Division of Orthopaedic Surgery, Department of Surgery, Duke University Medical Center, Durham, NC 27710, USA.
Clin Orthop Relat Res. 2010 Nov;468(11):3126-31. doi: 10.1007/s11999-010-1257-0. Epub 2010 Feb 12.
Neuropathic arthropathy is characterized by rapidly progressive bone destruction in the setting of impaired nociceptive and proprioceptive innervation to the involved joint. It is seen most commonly in the foot and ankle, secondary to peripheral neuropathy in patients with diabetes mellitus. Other less common sites of involvement may include the knee, hip, shoulder, and spine, depending on the underlying etiology. Neuropathic arthropathy can be associated with tabes dorsalis, a unique manifestation of late, tertiary neurosyphilis that may arise in individuals with untreated syphilis many years after initial infection, and usually involves the knee, or less commonly, the hip.
We report the case of a 73-year-old man with neuropathic arthropathy of the hip and tabes dorsalis attributable to previously undiagnosed tertiary syphilis.
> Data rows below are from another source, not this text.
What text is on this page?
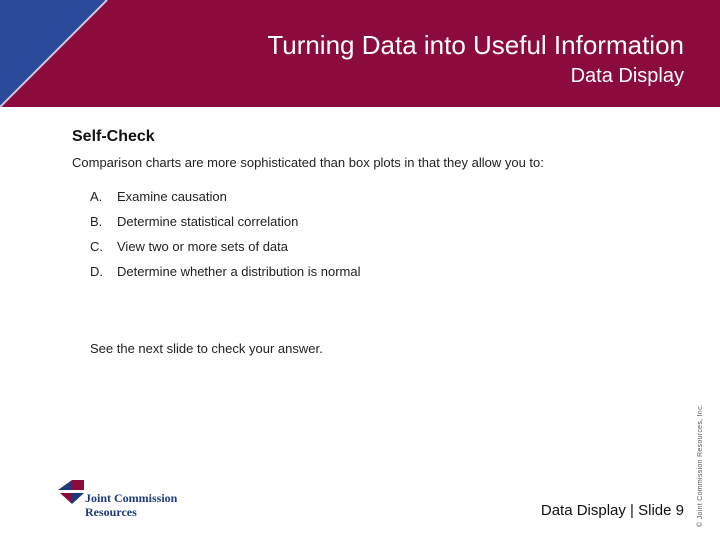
Turning Data into Useful Information
Data Display
Self-Check
Comparison charts are more sophisticated than box plots in that they allow you to:
A. Examine causation
B. Determine statistical correlation
C. View two or more sets of data
D. Determine whether a distribution is normal
See the next slide to check your answer.
© Joint Commission Resources, Inc.
Joint Commission
Resources	Data Display | Slide 9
There was considerable delay in the diagnosis and unnecessary diagnostic testing owing to failure to consider syphilis as the cause.
With the advent of effective antimicrobial therapy and public health campaigns, the relationship between untreated syphilis and neuropathic arthropathy has been primarily a historic point of interest. However, current epidemiologic research suggests a resurgence of syphilis in the United States, with an increased incidence of patients presenting with manifestations of tertiary syphilis from unidentified and untreated primary infections. Treatment options for neuropathic arthropathy of the hip are limited. Arthrodesis has had poor success and treatment with THA has had high complication rates.
Syphilis is not merely a historic cause of neuropathic arthropathy. Neurosyphilis and tabes dorsalis should be considered in the differential diagnosis for patients presenting with rapid joint destruction consistent with Charcot arthropathy and no other apparent cause.
神经病理性关节病的特征是在受累关节的伤害性和本体感觉神经支配受损的情况下,迅速发生骨破坏。它最常见于足部和踝关节,继发于糖尿病患者的周围神经病变。其他较少见的受累部位可能包括膝、髋、肩和脊柱,具体取决于潜在病因。神经病理性关节病可与脊髓痨有关,这是晚期三期神经梅毒的一种独特表现,可能发生在未经治疗的梅毒患者多年后初次感染后,通常累及膝关节,或较少累及髋关节。
我们报告了一例 73 岁男性的髋关节神经病理性关节病和脊髓痨病例,病因是未确诊的三期梅毒。由于未能将梅毒视为病因,导致诊断出现了相当大的延误,并且进行了不必要的诊断性检查。
随着有效抗菌治疗和公共卫生运动的出现,未经治疗的梅毒与神经病理性关节病之间的关系主要是历史上的一个关注点。然而,目前的流行病学研究表明,梅毒在美国重新出现,未确诊和未经治疗的原发性感染导致出现三期梅毒表现的患者发病率增加。髋关节神经病理性关节病的治疗选择有限。关节融合术成功率较低,而全髋关节置换术的并发症发生率较高。
梅毒不仅仅是神经病理性关节病的历史病因。对于表现为迅速关节破坏、符合夏科关节病且无其他明显病因的患者,应考虑将神经梅毒和脊髓痨纳入鉴别诊断。